I need to define a design matrix $X$ so that it fits this scenario:
For $1\leq i< j \leq 5$, where $i$ are competitors and $j$ are different competitors. Their score is $y_{ij} =$ score of player $i$ minus score of player $j$.
$$Y_{ij} =\beta_i – \beta_j+\varepsilon_{ij}.$$
$\beta_i,\ldots,\beta_5$ are unknown parameters. $\varepsilon \sim N(0,\sigma^2I)$.
The $X$ matrix has to represent only 4 matches: $y_{12}$, $y_{34}$, $y_{25}$, $y_{15}$. and then be usable in general linear form $y=X\beta+\varepsilon$.
A couple challenges:
(a) I've never done this before.

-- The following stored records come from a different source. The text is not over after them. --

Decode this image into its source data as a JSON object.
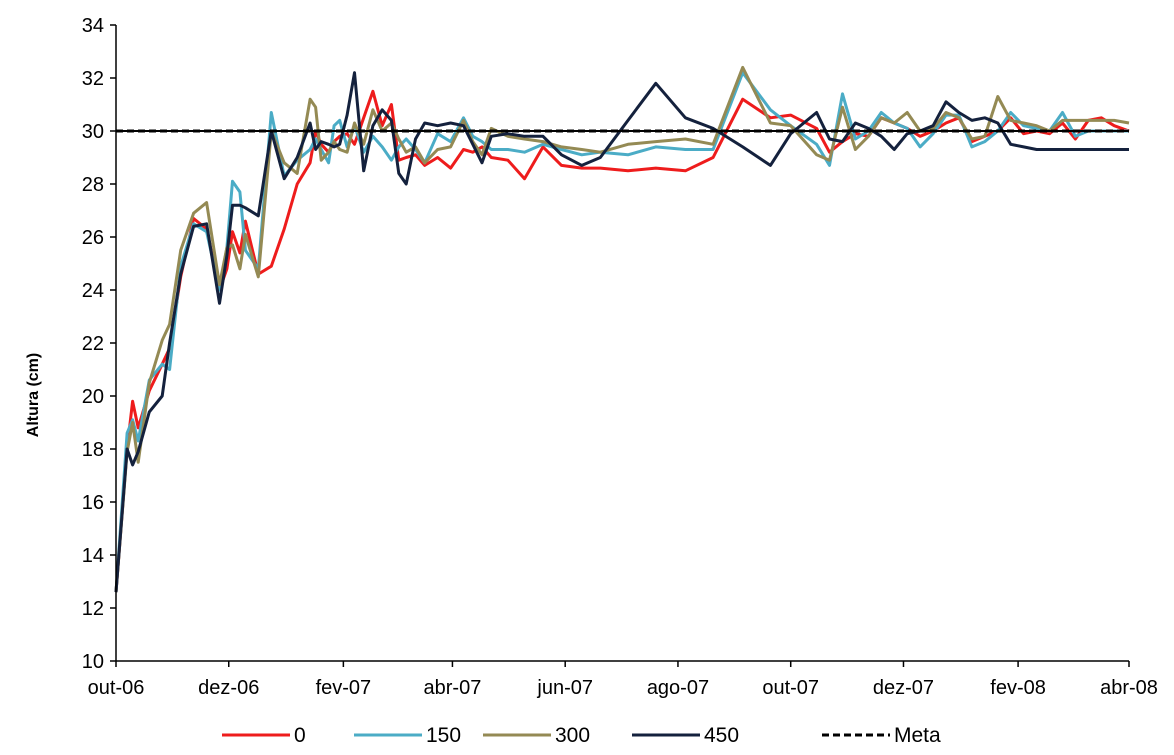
{
  "chart_data": {
    "type": "line",
    "title": "",
    "xlabel": "",
    "ylabel": "Altura (cm)",
    "ylim": [
      10,
      34
    ],
    "yticks": [
      10,
      12,
      14,
      16,
      18,
      20,
      22,
      24,
      26,
      28,
      30,
      32,
      34
    ],
    "xlim": [
      "2006-10-01",
      "2008-04-01"
    ],
    "xtick_labels": [
      "out-06",
      "dez-06",
      "fev-07",
      "abr-07",
      "jun-07",
      "ago-07",
      "out-07",
      "dez-07",
      "fev-08",
      "abr-08"
    ],
    "xtick_dates": [
      "2006-10-01",
      "2006-12-01",
      "2007-02-01",
      "2007-04-01",
      "2007-06-01",
      "2007-08-01",
      "2007-10-01",
      "2007-12-01",
      "2008-02-01",
      "2008-04-01"
    ],
    "grid": false,
    "legend_position": "bottom",
    "x": [
      "2006-10-01",
      "2006-10-07",
      "2006-10-10",
      "2006-10-13",
      "2006-10-19",
      "2006-10-26",
      "2006-10-30",
      "2006-11-05",
      "2006-11-12",
      "2006-11-19",
      "2006-11-26",
      "2006-11-30",
      "2006-12-03",
      "2006-12-07",
      "2006-12-10",
      "2006-12-17",
      "2006-12-24",
      "2006-12-31",
      "2007-01-07",
      "2007-01-14",
      "2007-01-17",
      "2007-01-20",
      "2007-01-24",
      "2007-01-27",
      "2007-01-30",
      "2007-02-03",
      "2007-02-07",
      "2007-02-12",
      "2007-02-17",
      "2007-02-22",
      "2007-02-27",
      "2007-03-03",
      "2007-03-07",
      "2007-03-12",
      "2007-03-17",
      "2007-03-24",
      "2007-03-31",
      "2007-04-07",
      "2007-04-12",
      "2007-04-17",
      "2007-04-22",
      "2007-05-01",
      "2007-05-10",
      "2007-05-20",
      "2007-05-30",
      "2007-06-10",
      "2007-06-20",
      "2007-07-05",
      "2007-07-20",
      "2007-08-05",
      "2007-08-20",
      "2007-09-05",
      "2007-09-20",
      "2007-10-01",
      "2007-10-15",
      "2007-10-22",
      "2007-10-29",
      "2007-11-05",
      "2007-11-12",
      "2007-11-19",
      "2007-11-26",
      "2007-12-03",
      "2007-12-10",
      "2007-12-17",
      "2007-12-24",
      "2007-12-31",
      "2008-01-07",
      "2008-01-14",
      "2008-01-21",
      "2008-01-28",
      "2008-02-04",
      "2008-02-11",
      "2008-02-18",
      "2008-02-25",
      "2008-03-03",
      "2008-03-10",
      "2008-03-17",
      "2008-03-24",
      "2008-04-01"
    ],
    "series": [
      {
        "name": "0",
        "color": "#ee1c1c",
        "dash": "solid",
        "values": [
          12.6,
          18.0,
          19.8,
          18.8,
          20.2,
          21.2,
          21.8,
          24.5,
          26.7,
          26.3,
          24.0,
          24.8,
          26.2,
          25.4,
          26.6,
          24.6,
          24.9,
          26.3,
          28.0,
          28.8,
          30.0,
          29.5,
          29.2,
          29.6,
          29.8,
          29.9,
          29.5,
          30.5,
          31.5,
          30.2,
          31.0,
          28.9,
          29.0,
          29.1,
          28.7,
          29.0,
          28.6,
          29.3,
          29.2,
          29.4,
          29.0,
          28.9,
          28.2,
          29.4,
          28.7,
          28.6,
          28.6,
          28.5,
          28.6,
          28.5,
          29.0,
          31.2,
          30.5,
          30.6,
          30.1,
          29.2,
          29.6,
          29.9,
          29.8,
          30.5,
          30.3,
          30.1,
          29.8,
          30.0,
          30.3,
          30.5,
          29.6,
          29.8,
          30.0,
          30.5,
          29.9,
          30.0,
          29.9,
          30.3,
          29.7,
          30.4,
          30.5,
          30.2,
          30.0
        ]
      },
      {
        "name": "150",
        "color": "#4bacc6",
        "dash": "solid",
        "values": [
          12.6,
          18.6,
          19.1,
          18.3,
          20.6,
          21.2,
          21.0,
          24.9,
          26.5,
          26.2,
          24.0,
          25.6,
          28.1,
          27.7,
          25.5,
          24.8,
          30.7,
          28.3,
          28.9,
          29.3,
          29.7,
          29.3,
          28.8,
          30.2,
          30.4,
          29.4,
          30.2,
          29.2,
          29.8,
          29.4,
          28.9,
          29.4,
          29.7,
          29.3,
          28.8,
          29.9,
          29.6,
          30.5,
          29.8,
          29.6,
          29.3,
          29.3,
          29.2,
          29.5,
          29.3,
          29.1,
          29.2,
          29.1,
          29.4,
          29.3,
          29.3,
          32.2,
          30.8,
          30.2,
          29.5,
          28.7,
          31.4,
          29.7,
          30.0,
          30.7,
          30.3,
          30.1,
          29.4,
          29.9,
          30.6,
          30.6,
          29.4,
          29.6,
          30.0,
          30.7,
          30.2,
          30.1,
          30.0,
          30.7,
          29.8,
          30.0,
          30.0,
          30.0,
          30.0
        ]
      },
      {
        "name": "300",
        "color": "#948a54",
        "dash": "solid",
        "values": [
          12.6,
          17.9,
          19.0,
          17.5,
          20.5,
          22.1,
          22.7,
          25.5,
          26.9,
          27.3,
          24.2,
          25.6,
          25.7,
          24.8,
          26.1,
          24.5,
          30.0,
          28.8,
          28.4,
          31.2,
          30.9,
          28.9,
          29.2,
          29.6,
          29.3,
          29.2,
          30.3,
          29.5,
          30.8,
          30.0,
          30.3,
          29.7,
          29.2,
          29.4,
          28.8,
          29.3,
          29.4,
          30.4,
          29.6,
          29.1,
          30.1,
          29.8,
          29.7,
          29.6,
          29.4,
          29.3,
          29.2,
          29.5,
          29.6,
          29.7,
          29.5,
          32.4,
          30.3,
          30.2,
          29.1,
          28.9,
          30.9,
          29.3,
          29.8,
          30.5,
          30.3,
          30.7,
          30.0,
          30.1,
          30.7,
          30.5,
          29.7,
          29.8,
          31.3,
          30.4,
          30.3,
          30.2,
          30.0,
          30.4,
          30.4,
          30.4,
          30.4,
          30.4,
          30.3
        ]
      },
      {
        "name": "450",
        "color": "#14213d",
        "dash": "solid",
        "values": [
          12.6,
          18.0,
          17.4,
          17.9,
          19.4,
          20.0,
          22.0,
          24.6,
          26.4,
          26.5,
          23.5,
          25.3,
          27.2,
          27.2,
          27.1,
          26.8,
          30.0,
          28.2,
          29.0,
          30.3,
          29.3,
          29.6,
          29.5,
          29.4,
          29.5,
          30.6,
          32.2,
          28.5,
          30.2,
          30.8,
          30.4,
          28.4,
          28.0,
          29.7,
          30.3,
          30.2,
          30.3,
          30.2,
          29.5,
          28.8,
          29.8,
          29.9,
          29.8,
          29.8,
          29.1,
          28.7,
          29.0,
          30.4,
          31.8,
          30.5,
          30.1,
          29.4,
          28.7,
          29.9,
          30.7,
          29.7,
          29.6,
          30.3,
          30.1,
          29.8,
          29.3,
          29.9,
          30.0,
          30.2,
          31.1,
          30.7,
          30.4,
          30.5,
          30.3,
          29.5,
          29.4,
          29.3,
          29.3,
          29.3,
          29.3,
          29.3,
          29.3,
          29.3,
          29.3
        ]
      },
      {
        "name": "Meta",
        "color": "#000000",
        "dash": "dashed",
        "values": [
          30,
          30,
          30,
          30,
          30,
          30,
          30,
          30,
          30,
          30,
          30,
          30,
          30,
          30,
          30,
          30,
          30,
          30,
          30,
          30,
          30,
          30,
          30,
          30,
          30,
          30,
          30,
          30,
          30,
          30,
          30,
          30,
          30,
          30,
          30,
          30,
          30,
          30,
          30,
          30,
          30,
          30,
          30,
          30,
          30,
          30,
          30,
          30,
          30,
          30,
          30,
          30,
          30,
          30,
          30,
          30,
          30,
          30,
          30,
          30,
          30,
          30,
          30,
          30,
          30,
          30,
          30,
          30,
          30,
          30,
          30,
          30,
          30,
          30,
          30,
          30,
          30,
          30,
          30
        ]
      }
    ],
    "reference_line": {
      "y": 30,
      "color": "#000000",
      "dash": "solid"
    }
  }
}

I am thinking I should use zeros, ones and negative ones. Am I right in putting ones and negative ones in the two parameter columns for a match, and zeros in the parameter columns that aren't playing in the match?
(b) How do I decide if a couple comparisons can be made, $\beta_1 – \beta_2$ and $\beta_1 – \beta_3$?
$X =$ in the row order $y_{12}$, $y_{34}$, $y_{25}$, $y_{15}$
$$
\begin{bmatrix}
1 & -1 & 0 & 0 & 0 \\
0 & 0 & 1 & -1 & 0 \\
0 & 1 & 0 & 0 & -1 \\
1 & 0 & 0 & 0 & -1 \\
\end{bmatrix}
$$
I further have $E(y)$ =
$$
\begin{bmatrix}
\mu_1 \\
\mu_2 \\
\mu_3 \\
\mu_4 \\
\end{bmatrix}
$$
I know of 2 ways to see if it's estimable. The first is by seeing if a matrix $A$ exists such that $Ae(Y) = AX\beta.$ The other way is the way I need to practice, so where I look to you: By seeing if there is a given linear combination of the elements of beta that can be written as a linear combination of the elements of E(y).
Best Answer
The design matrix you have set up is not quite right. Since this is a homework problem, I'll give you hints and help you through the problem. The key to setting up your design matrix involves, understanding what Y represents. In this case, is represents, the difference between player $i$'s score and player $j$'s score. So, to get started set up the matrices (in doing so, I'm ignoring the error terms $\epsilon_{ij}$, but remember those are important!) accordingly:
$\begin{bmatrix} y_{12}\\ y_{34}\\ y_{25}\\ y_{15}\\ \end{bmatrix}=X\begin{bmatrix} \beta_1\\ \beta_2\\ \beta_3\\ \beta_4\\ \end{bmatrix}=\begin{bmatrix} \beta_1-\beta_2\\ \beta_3-\beta_4\\ \beta_2-\beta_5\\ \beta_1-\beta_5\\ \end{bmatrix}$
The $X$ matrix is a 4 $\times$5 matrix, where each column is represented by a $\beta$. So you need to ask yourself, what should the elements of $X$ be so that when you multiply $X\beta$ you get the differences of $\beta$s shown on the right hand sight of the matrix equation above. The elements should consists of only 1, -1, and 0. Once you do this correction, it should be fairly straight forward to answer your remaining questions.